Have you thought about what it will be like during the process of losing your mind? Your mind is not all gone so you are aware of what is happening? I can’t imagine that would be very fun. Two years ago I was having thyroid problems & started having problems with my memory. I have always had a very sharp mind and a very good memory – that was terrifying for me. Fortunately it is something that was able to be restored in my case.
I have been in contact with many people in the beginning and later stages of Alzheimer’s while caring for my mom, who had a stroke that was like “instant Alzheimer’s” The people are terrified because of what is happening. They are lost and afraid, and in the beginning stages, they absolutely know that they are losing it. I wouldn’t wish this on my worst enemy. I will never forget the constant confused look on my mother’s face, as she struggled to make sense of her new world.
That is what I thought it would be like Mary - I know how I felt with just memory issues.
I dated a guy whose ex-wife married a diabetic who “lost his mind.” Alan saw them at a party for one of his grand-kids (he was 14 years older than me!) and after he came back, we had a conversation about that. He asked me if I would rather lose the rest of my body functions or my mind and I said I would rather keep my mind.
I agree Kelly. My mom had lots of medical issues and was in a wheelchair for the last 5 or so years of her life, but NOTHING prepared me to see her so helpless and afraid after the stroke damaged her brain. I cried so much over that. Many times they would call me right after I had left her, and she wouldn’t even realize where she was or that I had been there. Of course nothing that I could say to her on the phone could ease her mind. My sister-in-law just died of it in July. My brother took wonderful care of her, but it just about killed him because the emotional toll was so high. He wouldn’t put her in a nursing home, because she cried every time she couldn’t find him. When my mother was dying, he was so torn between being home taking care of his wife and being there in my mom’s final hours.
To think that someone wouldn’t fight like hell to avoid that fate is beyond me.
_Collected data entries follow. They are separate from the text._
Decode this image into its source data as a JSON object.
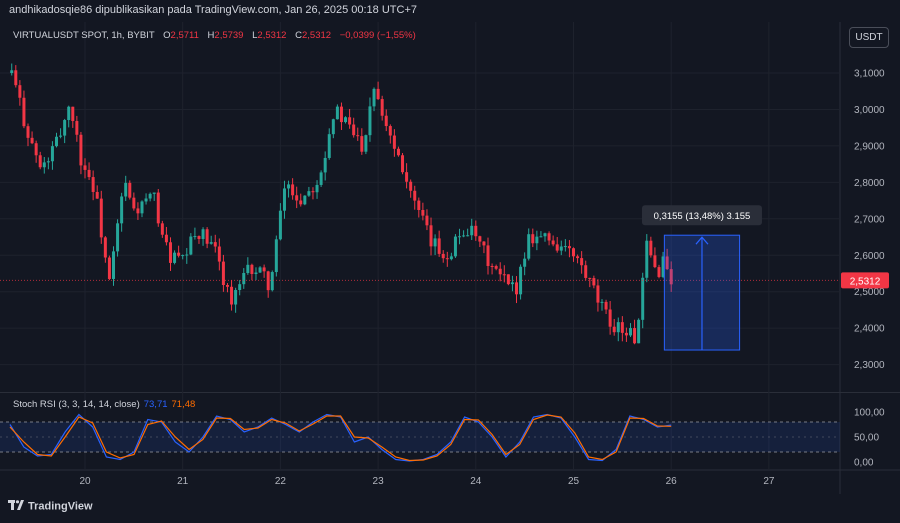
{
  "header": {
    "published_text": "andhikadosqie86 dipublikasikan pada TradingView.com, Jan 26, 2025 00:18 UTC+7"
  },
  "legend": {
    "symbol": "VIRTUALUSDT SPOT, 1h, BYBIT",
    "open_label": "O",
    "open": "2,5711",
    "high_label": "H",
    "high": "2,5739",
    "low_label": "L",
    "low": "2,5312",
    "close_label": "C",
    "close": "2,5312",
    "change": "−0,0399 (−1,55%)"
  },
  "currency_button": "USDT",
  "last_price_tag": "2,5312",
  "measure_label": "0,3155 (13,48%) 3.155",
  "rsi": {
    "label": "Stoch RSI (3, 3, 14, 14, close)",
    "k_value": "73,71",
    "d_value": "71,48"
  },
  "footer": {
    "logo_text": "TradingView"
  },
  "colors": {
    "up": "#26a69a",
    "down": "#f23645",
    "background": "#131722",
    "k_line": "#2962ff",
    "d_line": "#ff6d00",
    "measure": "#2962ff"
  },
  "chart_data": [
    {
      "type": "candlestick",
      "title": "VIRTUALUSDT SPOT, 1h, BYBIT",
      "x_tick_labels": [
        "20",
        "21",
        "22",
        "23",
        "24",
        "25",
        "26",
        "27"
      ],
      "y_tick_labels": [
        "3,1000",
        "3,0000",
        "2,9000",
        "2,8000",
        "2,7000",
        "2,6000",
        "2,5000",
        "2,4000",
        "2,3000"
      ],
      "ylim": [
        2.25,
        3.2
      ],
      "close_path": [
        {
          "day": 19.25,
          "price": 3.1
        },
        {
          "day": 19.4,
          "price": 2.95
        },
        {
          "day": 19.55,
          "price": 2.83
        },
        {
          "day": 19.7,
          "price": 2.9
        },
        {
          "day": 19.85,
          "price": 3.02
        },
        {
          "day": 19.95,
          "price": 2.87
        },
        {
          "day": 20.1,
          "price": 2.78
        },
        {
          "day": 20.25,
          "price": 2.52
        },
        {
          "day": 20.4,
          "price": 2.8
        },
        {
          "day": 20.5,
          "price": 2.72
        },
        {
          "day": 20.7,
          "price": 2.76
        },
        {
          "day": 20.85,
          "price": 2.6
        },
        {
          "day": 21.0,
          "price": 2.58
        },
        {
          "day": 21.15,
          "price": 2.67
        },
        {
          "day": 21.35,
          "price": 2.6
        },
        {
          "day": 21.5,
          "price": 2.47
        },
        {
          "day": 21.7,
          "price": 2.57
        },
        {
          "day": 21.9,
          "price": 2.52
        },
        {
          "day": 22.05,
          "price": 2.8
        },
        {
          "day": 22.2,
          "price": 2.75
        },
        {
          "day": 22.4,
          "price": 2.82
        },
        {
          "day": 22.55,
          "price": 3.0
        },
        {
          "day": 22.7,
          "price": 2.95
        },
        {
          "day": 22.85,
          "price": 2.9
        },
        {
          "day": 22.95,
          "price": 3.08
        },
        {
          "day": 23.1,
          "price": 2.95
        },
        {
          "day": 23.25,
          "price": 2.85
        },
        {
          "day": 23.4,
          "price": 2.72
        },
        {
          "day": 23.55,
          "price": 2.63
        },
        {
          "day": 23.7,
          "price": 2.6
        },
        {
          "day": 23.9,
          "price": 2.68
        },
        {
          "day": 24.05,
          "price": 2.62
        },
        {
          "day": 24.2,
          "price": 2.55
        },
        {
          "day": 24.4,
          "price": 2.5
        },
        {
          "day": 24.55,
          "price": 2.66
        },
        {
          "day": 24.7,
          "price": 2.65
        },
        {
          "day": 24.9,
          "price": 2.62
        },
        {
          "day": 25.05,
          "price": 2.58
        },
        {
          "day": 25.2,
          "price": 2.5
        },
        {
          "day": 25.35,
          "price": 2.42
        },
        {
          "day": 25.5,
          "price": 2.4
        },
        {
          "day": 25.65,
          "price": 2.37
        },
        {
          "day": 25.75,
          "price": 2.62
        },
        {
          "day": 25.85,
          "price": 2.55
        },
        {
          "day": 25.92,
          "price": 2.59
        },
        {
          "day": 26.0,
          "price": 2.5312
        }
      ],
      "last_price": 2.5312,
      "measure": {
        "start_day": 25.93,
        "end_day": 26.7,
        "from_price": 2.34,
        "to_price": 2.655
      }
    },
    {
      "type": "line",
      "title": "Stoch RSI (3, 3, 14, 14, close)",
      "y_tick_labels": [
        "100,00",
        "50,00",
        "0,00"
      ],
      "ylim": [
        0,
        100
      ],
      "bands": [
        80,
        20
      ],
      "series": [
        {
          "name": "K",
          "values": [
            75,
            30,
            12,
            15,
            60,
            95,
            70,
            10,
            5,
            20,
            85,
            80,
            40,
            20,
            50,
            92,
            85,
            60,
            70,
            88,
            75,
            60,
            80,
            95,
            90,
            40,
            50,
            25,
            5,
            2,
            5,
            15,
            40,
            90,
            80,
            50,
            10,
            40,
            90,
            95,
            88,
            50,
            5,
            3,
            25,
            92,
            85,
            70,
            73.71
          ]
        },
        {
          "name": "D",
          "values": [
            70,
            40,
            15,
            12,
            50,
            90,
            78,
            20,
            8,
            15,
            75,
            82,
            50,
            25,
            45,
            88,
            87,
            65,
            68,
            85,
            78,
            62,
            76,
            92,
            92,
            50,
            48,
            30,
            10,
            3,
            4,
            12,
            35,
            85,
            84,
            55,
            15,
            35,
            85,
            94,
            90,
            58,
            10,
            5,
            20,
            88,
            87,
            72,
            71.48
          ]
        }
      ]
    }
  ]
}
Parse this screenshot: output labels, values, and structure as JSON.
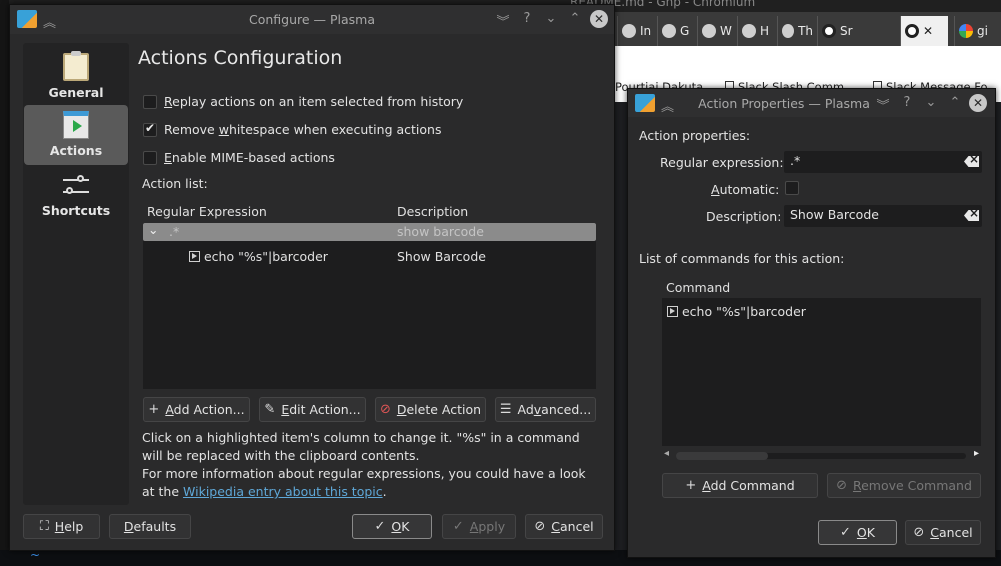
{
  "browser": {
    "title": "README.md - Gnp - Chromium",
    "tabs": [
      "In",
      "G",
      "W",
      "H",
      "Th",
      "Sr",
      "gi"
    ],
    "bookmarks": [
      "Pourtiai Dakuta",
      "Slack Slash Comm",
      "Slack Message Fo"
    ],
    "terminal_prompt": "~"
  },
  "configure": {
    "title": "Configure — Plasma",
    "categories": [
      {
        "label": "General",
        "icon": "clipboard-icon"
      },
      {
        "label": "Actions",
        "icon": "actions-icon"
      },
      {
        "label": "Shortcuts",
        "icon": "sliders-icon"
      }
    ],
    "heading": "Actions Configuration",
    "options": {
      "replay": {
        "pre": "",
        "acc": "R",
        "post": "eplay actions on an item selected from history",
        "checked": false
      },
      "whitespace": {
        "pre": "Remove ",
        "acc": "w",
        "post": "hitespace when executing actions",
        "checked": true
      },
      "mime": {
        "pre": "",
        "acc": "E",
        "post": "nable MIME-based actions",
        "checked": false
      }
    },
    "action_list_label": "Action list:",
    "columns": {
      "regex": "Regular Expression",
      "desc": "Description"
    },
    "rows": [
      {
        "regex": ".*",
        "desc": "show barcode"
      },
      {
        "command": "echo \"%s\"|barcoder",
        "desc": "Show Barcode"
      }
    ],
    "buttons": {
      "add": {
        "acc": "A",
        "post": "dd Action..."
      },
      "edit": {
        "acc": "E",
        "post": "dit Action..."
      },
      "delete": {
        "acc": "D",
        "post": "elete Action"
      },
      "advanced": {
        "pre": "Ad",
        "acc": "v",
        "post": "anced..."
      }
    },
    "help": {
      "line1": "Click on a highlighted item's column to change it. \"%s\" in a command will be replaced with the clipboard contents.",
      "line2": "For more information about regular expressions, you could have a look at the ",
      "link": "Wikipedia entry about this topic",
      "end": "."
    },
    "footer": {
      "help": {
        "acc": "H",
        "post": "elp"
      },
      "defaults": {
        "acc": "D",
        "post": "efaults"
      },
      "ok": {
        "acc": "O",
        "post": "K"
      },
      "apply": {
        "acc": "A",
        "post": "pply"
      },
      "cancel": {
        "acc": "C",
        "post": "ancel"
      }
    }
  },
  "props": {
    "title": "Action Properties — Plasma",
    "section": "Action properties:",
    "regex_label": "Regular expression:",
    "regex_value": ".*",
    "automatic_label": {
      "acc": "A",
      "post": "utomatic:"
    },
    "automatic_checked": false,
    "description_label": "Description:",
    "description_value": "Show Barcode",
    "commands_label": "List of commands for this action:",
    "command_header": "Command",
    "commands": [
      "echo \"%s\"|barcoder"
    ],
    "add_command": {
      "acc": "A",
      "post": "dd Command"
    },
    "remove_command": {
      "acc": "R",
      "post": "emove Command"
    },
    "ok": {
      "acc": "O",
      "post": "K"
    },
    "cancel": {
      "acc": "C",
      "post": "ancel"
    }
  }
}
Very interesting discussion. I also don’t like my BG to be high and I intentionally overdo corrections and then orchestrate a soft landing with the help of OJ. Thanks to the dex highs are rare. I remember being at 60 with double arrows down. This scared the hell out of me. I don’t do double arrows anymore. Double arrows to me mean bad control. My goal is to not even see single straight up or down arrows. The 45 degree arrows seem to be unavoidable given that I don’t do low carb.
This advice is for Anna: Since you cannot help bringing highs down aggressively try to control the rate at which your BG rises. Load up on protein and fat, avoid carbs. As your control improves add carbs back in.
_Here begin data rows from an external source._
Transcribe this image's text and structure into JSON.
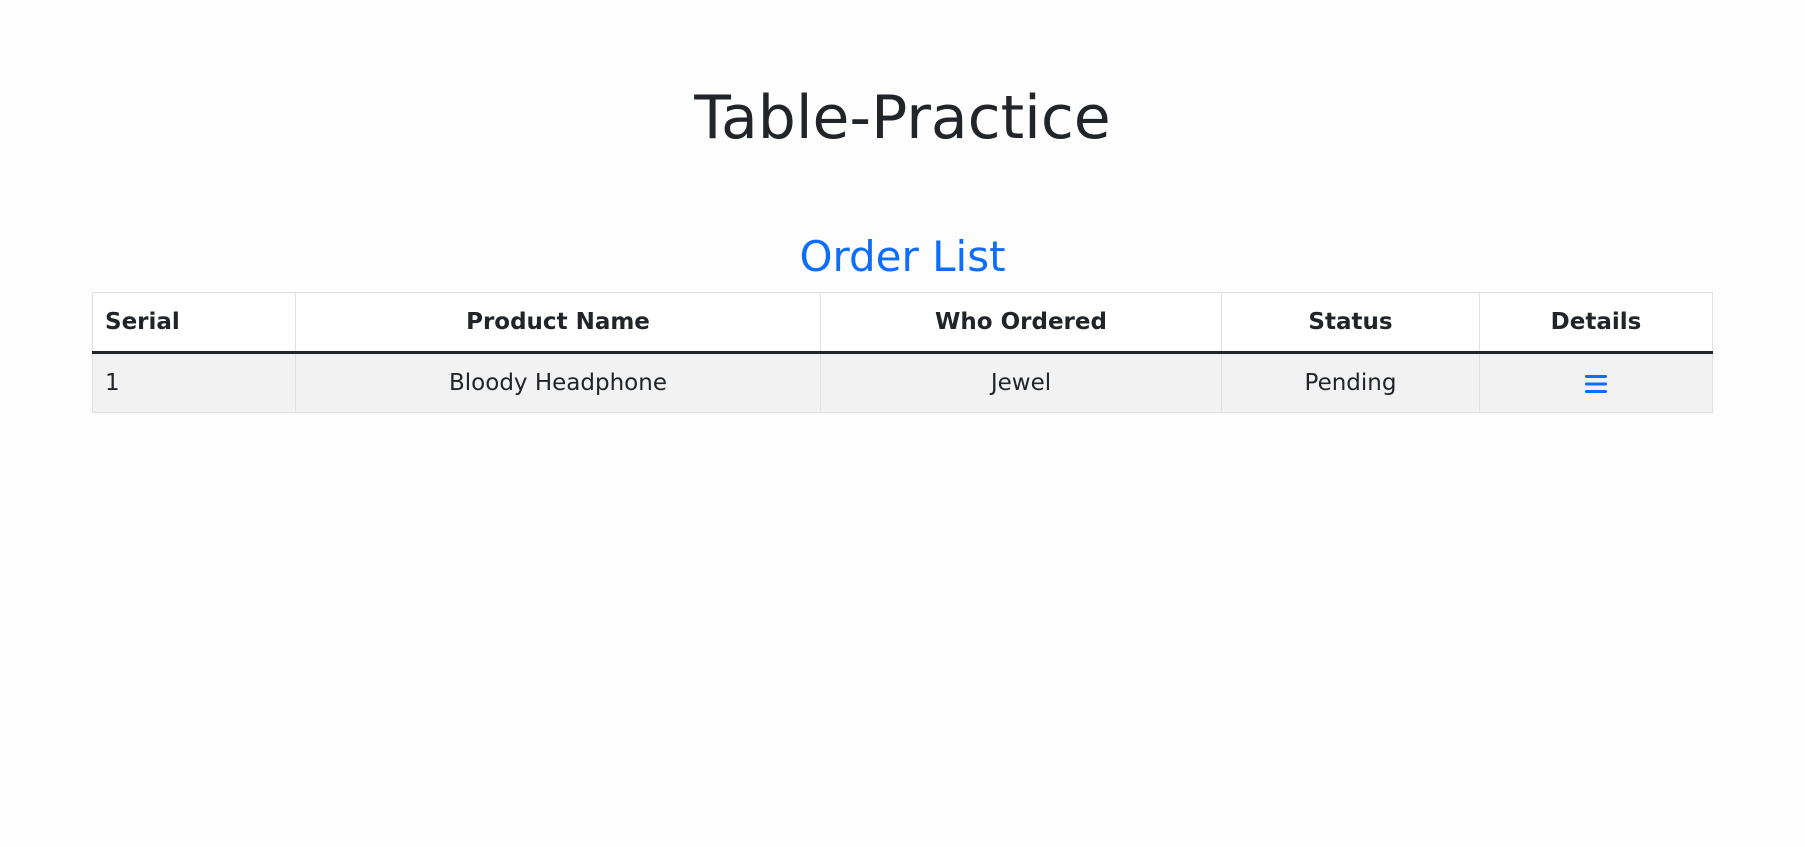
{
  "page": {
    "title": "Table-Practice"
  },
  "orders": {
    "heading": "Order List",
    "accent_color": "#0d6efd",
    "columns": [
      "Serial",
      "Product Name",
      "Who Ordered",
      "Status",
      "Details"
    ],
    "rows": [
      {
        "serial": "1",
        "product_name": "Bloody Headphone",
        "who_ordered": "Jewel",
        "status": "Pending",
        "details_icon": "menu-icon"
      }
    ]
  }
}
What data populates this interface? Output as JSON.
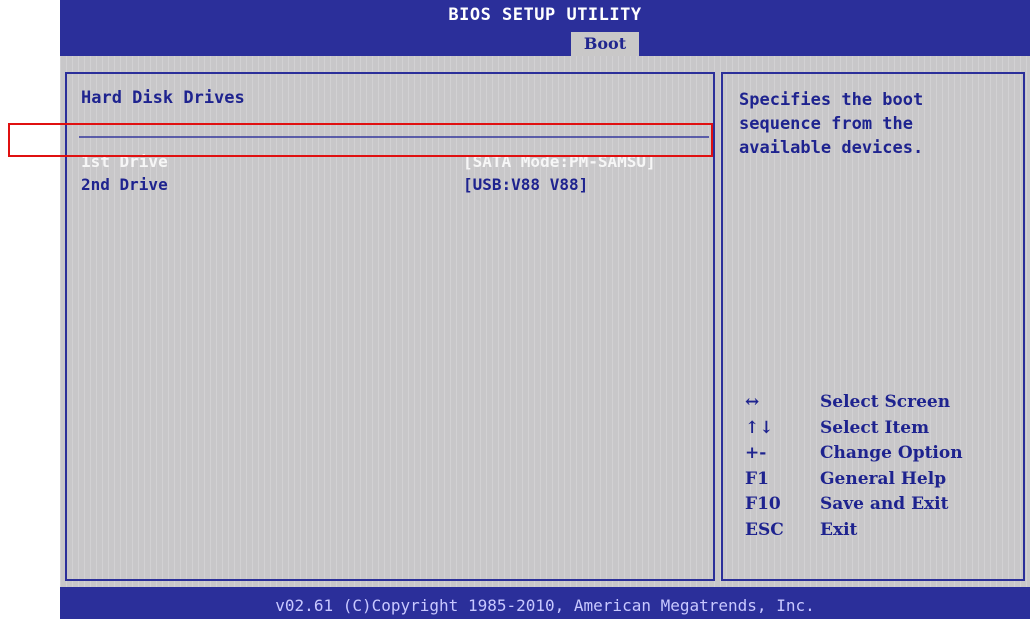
{
  "bios": {
    "title": "BIOS SETUP UTILITY",
    "active_tab": "Boot"
  },
  "main": {
    "section_title": "Hard Disk Drives",
    "rows": [
      {
        "label": "1st Drive",
        "value": "[SATA Mode:PM-SAMSU]",
        "selected": true
      },
      {
        "label": "2nd Drive",
        "value": "[USB:V88 V88]",
        "selected": false
      }
    ]
  },
  "help": {
    "text": "Specifies the boot sequence from the available devices.",
    "keys": [
      {
        "key": "↔",
        "desc": "Select Screen",
        "icon": "left-right-arrows-icon"
      },
      {
        "key": "↑↓",
        "desc": "Select Item",
        "icon": "up-down-arrows-icon"
      },
      {
        "key": "+-",
        "desc": "Change Option",
        "icon": "plus-minus-icon"
      },
      {
        "key": "F1",
        "desc": "General Help"
      },
      {
        "key": "F10",
        "desc": "Save and Exit"
      },
      {
        "key": "ESC",
        "desc": "Exit"
      }
    ]
  },
  "footer": {
    "copyright": "v02.61 (C)Copyright 1985-2010, American Megatrends, Inc."
  },
  "colors": {
    "bios_blue": "#2b2f9a",
    "panel_gray": "#c8c7c9",
    "text_blue": "#1e238f",
    "annotation_red": "#e01010"
  }
}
I know you have come here before and talked about your fear of highs. I think we all deal with various issues, but even you have to admit this is a doozy. You are not reacting to highs in a rational manner. Whether it is panic or whatever, It is not just hitting the button on your dexcom to acknowledge the alarm, you are not only making choices to deliberately stay low but you are choosing to overinject insulin in what I some might consider a “rage” bolus.
You have obviously tried lots of things to deal with this. But let me ask you if you would be willing to try some alternate methods for managing things? If you would just use some rules (and “always” follow them) it may help.
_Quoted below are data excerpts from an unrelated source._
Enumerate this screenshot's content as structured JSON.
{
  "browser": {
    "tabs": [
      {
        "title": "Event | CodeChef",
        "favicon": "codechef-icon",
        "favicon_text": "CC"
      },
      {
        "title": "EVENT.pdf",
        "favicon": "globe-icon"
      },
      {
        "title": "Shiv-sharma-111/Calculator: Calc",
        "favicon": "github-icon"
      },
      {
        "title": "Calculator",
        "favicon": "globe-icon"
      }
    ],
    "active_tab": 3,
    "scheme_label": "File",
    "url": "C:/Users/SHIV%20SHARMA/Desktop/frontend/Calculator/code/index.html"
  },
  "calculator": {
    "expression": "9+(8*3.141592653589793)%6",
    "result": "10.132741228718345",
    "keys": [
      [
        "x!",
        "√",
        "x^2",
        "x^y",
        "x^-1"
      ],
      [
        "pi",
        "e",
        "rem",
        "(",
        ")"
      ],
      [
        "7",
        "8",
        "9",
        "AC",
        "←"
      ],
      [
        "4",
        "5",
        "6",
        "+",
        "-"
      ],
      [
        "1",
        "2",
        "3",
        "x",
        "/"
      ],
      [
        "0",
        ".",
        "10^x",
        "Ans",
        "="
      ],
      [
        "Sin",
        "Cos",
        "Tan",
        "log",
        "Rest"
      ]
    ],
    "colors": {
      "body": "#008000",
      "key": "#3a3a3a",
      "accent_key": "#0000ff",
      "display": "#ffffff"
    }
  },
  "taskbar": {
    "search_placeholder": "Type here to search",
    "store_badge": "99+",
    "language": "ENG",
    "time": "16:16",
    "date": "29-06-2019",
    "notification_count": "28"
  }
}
Rule 1: You can only correct with at most 5 units.
Rule 2: You can only correct once an hour.
Follow these rules, if you continue to be high, inject every hour. But given the extra time to consider things you may make better decisions. I bet if you just followed these two rules, I bet you would find some relief from this difficult cycle.
There are lots of people here who worry about you. I know you have tried lots of things to deal with this. But please try something to make progress. The journey of a thousand miles starts with a single step.